In this case, serum level of HCV RNA was not measured prior to PSL administration and a liver biopsy was not performed; therefore, other possible causes of acute hepatitis, such as autoimmune hepatitis and drug-induced liver injury, cannot be completely ruled out. Most drug-induced liver injury occurs within 6 months of initiation of drug administration [23]. Given that amlodipine was initiated 3 years prior to the onset of hepatitis and the liver injury persisted after the discontinuation of amlodipine, the possibility of drug-induced liver injury due to amlodipine is extremely low.

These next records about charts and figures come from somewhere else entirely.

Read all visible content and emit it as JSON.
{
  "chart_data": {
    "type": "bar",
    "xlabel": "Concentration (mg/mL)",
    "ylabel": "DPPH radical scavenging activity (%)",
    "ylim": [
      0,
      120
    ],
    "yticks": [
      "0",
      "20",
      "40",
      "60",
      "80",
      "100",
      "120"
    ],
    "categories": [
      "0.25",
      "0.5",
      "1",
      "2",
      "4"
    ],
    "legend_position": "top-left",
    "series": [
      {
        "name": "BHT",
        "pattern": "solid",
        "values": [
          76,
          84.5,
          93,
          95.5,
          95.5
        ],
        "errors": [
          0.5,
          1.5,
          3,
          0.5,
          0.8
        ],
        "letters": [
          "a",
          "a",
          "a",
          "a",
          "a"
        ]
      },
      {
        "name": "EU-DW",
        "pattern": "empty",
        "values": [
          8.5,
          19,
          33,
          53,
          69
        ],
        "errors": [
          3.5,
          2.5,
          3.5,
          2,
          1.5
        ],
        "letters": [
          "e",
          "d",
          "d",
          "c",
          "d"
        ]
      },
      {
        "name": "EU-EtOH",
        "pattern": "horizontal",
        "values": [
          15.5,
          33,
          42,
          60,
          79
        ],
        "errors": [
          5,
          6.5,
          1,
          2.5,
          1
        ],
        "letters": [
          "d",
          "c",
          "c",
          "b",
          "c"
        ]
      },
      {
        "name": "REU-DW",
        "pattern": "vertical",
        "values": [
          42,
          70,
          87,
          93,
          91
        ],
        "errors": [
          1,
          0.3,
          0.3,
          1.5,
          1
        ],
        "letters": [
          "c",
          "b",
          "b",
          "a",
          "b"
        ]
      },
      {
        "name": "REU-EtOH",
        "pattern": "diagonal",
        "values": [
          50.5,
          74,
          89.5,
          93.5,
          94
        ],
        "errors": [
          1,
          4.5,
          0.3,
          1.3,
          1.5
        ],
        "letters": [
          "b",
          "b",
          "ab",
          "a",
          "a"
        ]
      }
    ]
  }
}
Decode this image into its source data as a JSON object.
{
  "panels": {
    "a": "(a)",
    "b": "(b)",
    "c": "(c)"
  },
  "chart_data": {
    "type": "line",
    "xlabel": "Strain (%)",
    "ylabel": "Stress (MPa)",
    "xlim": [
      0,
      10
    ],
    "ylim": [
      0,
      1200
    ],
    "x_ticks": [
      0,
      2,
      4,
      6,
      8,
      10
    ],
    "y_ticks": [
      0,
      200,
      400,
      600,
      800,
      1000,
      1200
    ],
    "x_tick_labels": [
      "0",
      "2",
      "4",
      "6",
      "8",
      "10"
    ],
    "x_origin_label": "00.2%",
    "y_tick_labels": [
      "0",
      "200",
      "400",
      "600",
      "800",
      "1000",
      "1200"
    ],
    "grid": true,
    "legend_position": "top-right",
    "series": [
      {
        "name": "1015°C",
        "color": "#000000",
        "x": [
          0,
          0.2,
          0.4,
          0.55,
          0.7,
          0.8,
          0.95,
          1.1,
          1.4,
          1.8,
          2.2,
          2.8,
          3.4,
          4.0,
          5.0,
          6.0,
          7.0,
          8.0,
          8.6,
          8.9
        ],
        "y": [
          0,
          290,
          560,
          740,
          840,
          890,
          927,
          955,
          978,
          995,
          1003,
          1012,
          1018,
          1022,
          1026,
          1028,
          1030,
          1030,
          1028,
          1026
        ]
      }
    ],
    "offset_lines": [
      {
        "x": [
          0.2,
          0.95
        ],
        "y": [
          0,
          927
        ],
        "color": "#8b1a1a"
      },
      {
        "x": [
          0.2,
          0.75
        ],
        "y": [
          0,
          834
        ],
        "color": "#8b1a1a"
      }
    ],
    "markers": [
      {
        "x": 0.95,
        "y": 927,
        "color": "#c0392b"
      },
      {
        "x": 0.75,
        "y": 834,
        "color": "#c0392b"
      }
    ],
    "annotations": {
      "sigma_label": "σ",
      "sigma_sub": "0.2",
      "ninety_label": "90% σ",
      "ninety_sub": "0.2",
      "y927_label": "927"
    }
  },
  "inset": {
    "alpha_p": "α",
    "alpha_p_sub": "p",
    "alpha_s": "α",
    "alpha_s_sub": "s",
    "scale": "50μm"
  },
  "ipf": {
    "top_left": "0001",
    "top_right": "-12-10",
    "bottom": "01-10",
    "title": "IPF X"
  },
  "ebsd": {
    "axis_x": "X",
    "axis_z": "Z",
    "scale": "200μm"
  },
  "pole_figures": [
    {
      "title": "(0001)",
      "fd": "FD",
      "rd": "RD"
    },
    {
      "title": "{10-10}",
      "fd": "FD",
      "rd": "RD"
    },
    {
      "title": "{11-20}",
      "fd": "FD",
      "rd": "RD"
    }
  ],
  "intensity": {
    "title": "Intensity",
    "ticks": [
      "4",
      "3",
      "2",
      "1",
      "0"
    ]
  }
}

This is also supported by the fact that there was no relapse of hepatitis when amlodipine was restarted after SOF/LDV treatment for HCV. In addition, the patient has no history of taking drugs other than amlodipine, including herbal medicine and supplements. Furthermore, in this case, serologically, it was unlikely that there was any other possible cause of liver damage other than HCV, and based on the clinical course, we considered the development of a hepatitis flare as HCV reactivation. The fact that ALT remained within the normal range after achieving SVR24 may also suggest that the cause of ALT flare was HCV reactivation. The incubation period of HCV until the onset of hepatitis is 7 weeks (range 3–30 weeks) [24]. The patient has not had any blood transfusions, sexual activity, or tattoos that could cause re-infection during the period prior to the onset of hepatitis (3–30 weeks); therefore, the possibility of HCV re-infection is considered extremely low. In this case, it took approximately 2 months from the time of referral to our hospital to the start of DAA treatment. This is because SOF/LDV treatment is very expensive and it took time to receive medical subsidy for hepatitis C virus treatment in Japan.

Multiple pathogenic mechanisms have been proposed concerning the correlation between steroids and HCV reactivation. These mechanisms include an intensified infectivity of HCV resulting from an increased expression of viral receptors on the outer membrane of hepatic cells, which are recognized as pivotal players for the entry of HCV into hepatocytes [25]. In addition, steroids might induce cytokines that enhance HCV replication both in vitro and in vivo [26].

The risk of HCV reactivation with hepatitis flare is significantly associated with HCV genotype 2 [14, 27,28,29]. The hypervariable region 1 of the HCV envelope glycoprotein E2, which contains epitopes of neutralizing antibodies for HCV, has been known to be more variable during the course of infection in HCV genotype 2 than that in genotype 1 [27, 30]. This implies the existence of more potent antibody-mediated immune pressure on the genotype 2 virus and may help elucidate the difference in HCV dynamics observed among genotypes. The genotype of this case was type 2, similar to the two previously reported cases. In the present case, we could not obtain a serum sample before the reactivation and could not analyze the changes in nucleotides/amino acids of HCV during the reactivation. The validity of viral factors for HCV reactivation and detailed mechanisms should be elucidated in a future study.

Several studies have shown that hepatic dysfunction caused by HCV reactivation may lead to frequent alterations and interruptions in treatment for the primary disease, thereby exacerbating the overall prognosis [15, 31]. Furthermore, the long-term impact of chronic HCV infection can be severe, since the utilization of cytotoxic and immunosuppressive treatment may accelerate progression to cirrhosis [32].

In summary, we treated a rare case of HCV reactivation with severe hepatitis flare after a steroid monotherapy for sudden deafness. At present, no reliable methods exist to predict an individual’s risk of HCV reactivation, and unlike for HBV reactivation, no drugs are currently approved to prevent HCV reactivation. It should be noted that HCV reactivation can occur even if the total steroid dose is low, as in this case, or even if the dose is administered for a short period of time. The recent HCV elimination rate with DAAs therapy is extremely high and can be achieved in a short period of time even if the patients are elderly, have comorbidities, or have cirrhosis [3,4,5]. Then, it may be desirable to perform HCV elimination before the treatment using anticancer drugs or immunosuppressive agents for the primary disease, if possible.